Measures aimed at changing law enforcement policies, like Councilmember Chris Smitherman’s suggestion of raising the acceptable age to tase to 12, don’t reach the root of the problem. As long as cities prioritize the profits of big corporations over the needs of working-class communities, the police will continue to act as a corporate security force, and the city will continue to woo wealthy investors by “improving” historically working class neighborhoods, and incidents like what happened Monday will continue to happen.

Late Wednesday night, under mounting public pressure and national attention, Hamilton County Prosecutor Joe Deters dropped the shoplifting and obstruction of justice charges against the victim at the request of Mayor Cranley stating that “Tasing an 11-year old who posed no danger to the police is wrong. I’m sorry for the harm done to her and her family.”

If the mayor agrees that it was wrong to use a taser on an 11-year-old girl, the city should move swiftly to fire the officer and charge him with excessive use of force.

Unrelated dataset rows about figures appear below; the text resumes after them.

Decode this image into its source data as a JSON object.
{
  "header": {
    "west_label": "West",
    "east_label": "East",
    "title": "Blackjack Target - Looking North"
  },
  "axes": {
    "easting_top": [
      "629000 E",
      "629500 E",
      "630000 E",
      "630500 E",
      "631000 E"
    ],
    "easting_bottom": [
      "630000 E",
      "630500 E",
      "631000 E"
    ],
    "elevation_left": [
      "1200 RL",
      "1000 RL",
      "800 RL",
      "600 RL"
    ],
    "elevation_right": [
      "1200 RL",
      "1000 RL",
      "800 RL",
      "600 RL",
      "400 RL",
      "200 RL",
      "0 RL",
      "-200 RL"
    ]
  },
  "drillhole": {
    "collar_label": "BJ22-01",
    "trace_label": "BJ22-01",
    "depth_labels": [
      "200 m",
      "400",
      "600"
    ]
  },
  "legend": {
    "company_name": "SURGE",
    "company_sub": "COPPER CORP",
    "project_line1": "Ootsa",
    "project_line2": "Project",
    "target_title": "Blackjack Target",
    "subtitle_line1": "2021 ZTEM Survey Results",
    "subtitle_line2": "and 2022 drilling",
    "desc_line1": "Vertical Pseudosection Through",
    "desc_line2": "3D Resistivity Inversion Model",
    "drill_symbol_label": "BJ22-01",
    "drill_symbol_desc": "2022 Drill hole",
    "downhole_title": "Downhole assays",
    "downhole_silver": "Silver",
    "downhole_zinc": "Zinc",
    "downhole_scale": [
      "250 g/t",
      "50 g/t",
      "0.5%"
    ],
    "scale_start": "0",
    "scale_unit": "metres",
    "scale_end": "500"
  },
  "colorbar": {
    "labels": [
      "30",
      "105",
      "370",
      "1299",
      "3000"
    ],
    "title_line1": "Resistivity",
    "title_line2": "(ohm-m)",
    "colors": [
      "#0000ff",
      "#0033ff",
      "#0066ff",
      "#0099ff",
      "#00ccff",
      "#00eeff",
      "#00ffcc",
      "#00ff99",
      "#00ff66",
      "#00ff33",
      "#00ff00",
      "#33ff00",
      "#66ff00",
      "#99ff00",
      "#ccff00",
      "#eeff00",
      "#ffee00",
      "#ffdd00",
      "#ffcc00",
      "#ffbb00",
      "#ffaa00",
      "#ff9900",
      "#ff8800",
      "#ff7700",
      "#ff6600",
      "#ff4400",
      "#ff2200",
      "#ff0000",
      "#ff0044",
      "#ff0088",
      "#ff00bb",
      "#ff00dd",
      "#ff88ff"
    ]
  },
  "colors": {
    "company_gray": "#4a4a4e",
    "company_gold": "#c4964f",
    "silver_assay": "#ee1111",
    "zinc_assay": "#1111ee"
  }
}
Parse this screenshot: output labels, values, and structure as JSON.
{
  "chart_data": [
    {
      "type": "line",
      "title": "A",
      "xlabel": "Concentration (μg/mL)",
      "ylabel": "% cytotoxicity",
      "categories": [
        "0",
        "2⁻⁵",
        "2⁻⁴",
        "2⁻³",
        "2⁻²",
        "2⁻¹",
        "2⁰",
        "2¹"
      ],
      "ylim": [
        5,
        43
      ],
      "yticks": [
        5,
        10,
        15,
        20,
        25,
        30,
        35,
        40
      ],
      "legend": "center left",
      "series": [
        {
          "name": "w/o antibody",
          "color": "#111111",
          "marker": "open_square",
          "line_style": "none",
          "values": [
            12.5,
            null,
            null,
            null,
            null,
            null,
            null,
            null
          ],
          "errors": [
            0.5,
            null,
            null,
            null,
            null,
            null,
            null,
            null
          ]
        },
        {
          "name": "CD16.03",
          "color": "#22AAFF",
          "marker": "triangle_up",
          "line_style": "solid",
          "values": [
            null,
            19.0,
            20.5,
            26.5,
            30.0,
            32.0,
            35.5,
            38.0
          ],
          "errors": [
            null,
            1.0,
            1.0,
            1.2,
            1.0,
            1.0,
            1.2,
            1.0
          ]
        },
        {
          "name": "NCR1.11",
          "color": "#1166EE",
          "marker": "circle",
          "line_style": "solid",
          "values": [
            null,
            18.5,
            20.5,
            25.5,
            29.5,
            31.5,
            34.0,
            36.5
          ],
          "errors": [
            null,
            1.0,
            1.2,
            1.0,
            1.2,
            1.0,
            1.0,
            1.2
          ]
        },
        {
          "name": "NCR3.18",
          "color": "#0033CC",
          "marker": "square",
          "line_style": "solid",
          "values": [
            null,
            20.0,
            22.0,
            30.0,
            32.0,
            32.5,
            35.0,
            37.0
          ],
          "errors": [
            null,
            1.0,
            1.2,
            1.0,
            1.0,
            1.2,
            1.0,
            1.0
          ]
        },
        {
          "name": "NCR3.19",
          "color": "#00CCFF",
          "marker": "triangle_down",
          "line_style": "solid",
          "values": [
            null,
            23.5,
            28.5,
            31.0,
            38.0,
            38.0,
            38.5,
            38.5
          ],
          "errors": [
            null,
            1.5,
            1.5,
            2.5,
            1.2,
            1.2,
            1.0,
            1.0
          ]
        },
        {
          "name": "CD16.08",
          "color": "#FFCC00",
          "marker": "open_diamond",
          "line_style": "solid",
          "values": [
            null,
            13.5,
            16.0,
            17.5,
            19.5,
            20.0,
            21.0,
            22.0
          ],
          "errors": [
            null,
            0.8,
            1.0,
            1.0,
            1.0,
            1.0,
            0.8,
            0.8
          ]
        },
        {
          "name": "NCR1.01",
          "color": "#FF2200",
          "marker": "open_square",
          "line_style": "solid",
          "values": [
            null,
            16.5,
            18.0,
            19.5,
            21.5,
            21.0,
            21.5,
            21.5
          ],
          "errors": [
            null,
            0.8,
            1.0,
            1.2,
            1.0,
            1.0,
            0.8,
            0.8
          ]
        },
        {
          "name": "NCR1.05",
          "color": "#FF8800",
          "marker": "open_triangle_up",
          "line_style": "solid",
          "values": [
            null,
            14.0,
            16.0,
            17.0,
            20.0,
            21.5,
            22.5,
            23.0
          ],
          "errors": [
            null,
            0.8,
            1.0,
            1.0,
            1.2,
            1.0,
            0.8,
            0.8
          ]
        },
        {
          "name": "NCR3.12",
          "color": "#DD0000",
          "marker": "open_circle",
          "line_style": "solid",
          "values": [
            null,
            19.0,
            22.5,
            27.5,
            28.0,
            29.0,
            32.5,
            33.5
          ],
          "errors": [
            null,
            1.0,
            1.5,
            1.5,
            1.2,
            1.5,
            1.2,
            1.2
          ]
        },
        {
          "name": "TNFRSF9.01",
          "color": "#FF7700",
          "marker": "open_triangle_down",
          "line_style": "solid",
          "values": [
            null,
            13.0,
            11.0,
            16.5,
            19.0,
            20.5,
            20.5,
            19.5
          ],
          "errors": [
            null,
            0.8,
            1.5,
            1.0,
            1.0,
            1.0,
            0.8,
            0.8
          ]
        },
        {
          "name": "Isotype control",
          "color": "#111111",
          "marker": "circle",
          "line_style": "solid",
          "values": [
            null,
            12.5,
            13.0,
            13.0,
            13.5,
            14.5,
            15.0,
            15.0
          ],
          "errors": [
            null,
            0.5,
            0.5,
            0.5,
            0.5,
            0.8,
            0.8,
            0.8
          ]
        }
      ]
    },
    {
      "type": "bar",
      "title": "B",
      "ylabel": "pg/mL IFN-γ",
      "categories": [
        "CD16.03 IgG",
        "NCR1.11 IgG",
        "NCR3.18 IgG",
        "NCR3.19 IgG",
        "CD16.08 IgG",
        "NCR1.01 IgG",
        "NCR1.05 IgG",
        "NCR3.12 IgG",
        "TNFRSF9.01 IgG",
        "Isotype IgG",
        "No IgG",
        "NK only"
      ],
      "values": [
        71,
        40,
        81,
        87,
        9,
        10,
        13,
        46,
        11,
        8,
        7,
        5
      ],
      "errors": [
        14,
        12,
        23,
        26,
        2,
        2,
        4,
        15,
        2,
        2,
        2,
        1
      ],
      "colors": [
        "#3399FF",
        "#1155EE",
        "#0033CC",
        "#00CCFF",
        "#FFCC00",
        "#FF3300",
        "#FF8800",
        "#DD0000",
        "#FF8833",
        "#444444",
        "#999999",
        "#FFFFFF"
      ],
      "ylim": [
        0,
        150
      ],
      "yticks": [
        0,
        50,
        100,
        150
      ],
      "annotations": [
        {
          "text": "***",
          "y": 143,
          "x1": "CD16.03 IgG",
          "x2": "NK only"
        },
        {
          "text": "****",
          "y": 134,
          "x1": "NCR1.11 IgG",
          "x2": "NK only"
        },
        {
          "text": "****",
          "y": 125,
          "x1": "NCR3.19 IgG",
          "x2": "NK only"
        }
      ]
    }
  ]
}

The popular outrage and mobilization forced the CPD to drop the charges. We need to continue this movement to stand up to police brutality and the power of big unaccountable corporations over our city. This movement will come up against the political establishment and should run independent candidates against the defenders of the status quo – working-class communities need representatives that help build movements, not quiet them. We support and expand upon Mass Action for Black Liberation’s (formerly Black Lives Matter: Cincinnati) demands for accountability:

  1. Release the tapes! Fire the officer and charge him with excessive use of force. Ban the police from using their tasers on children underin any circumstance.
  2. Give the Citizen’s Complaint Authority real teeth: full powers to launch a independent investigations, review department policies including setting enforcement priorities, budgets, and hiring policies.
  3. Tax the rich and corporations. Invest in working-class communities, including housing, schools, public transit, libraries, and eliminating food deserts. Follow Midwest cities like Minneapolis and pass a $15 an hour minimum wage. Instead of handouts to developers and corporations, invest in a jobs program.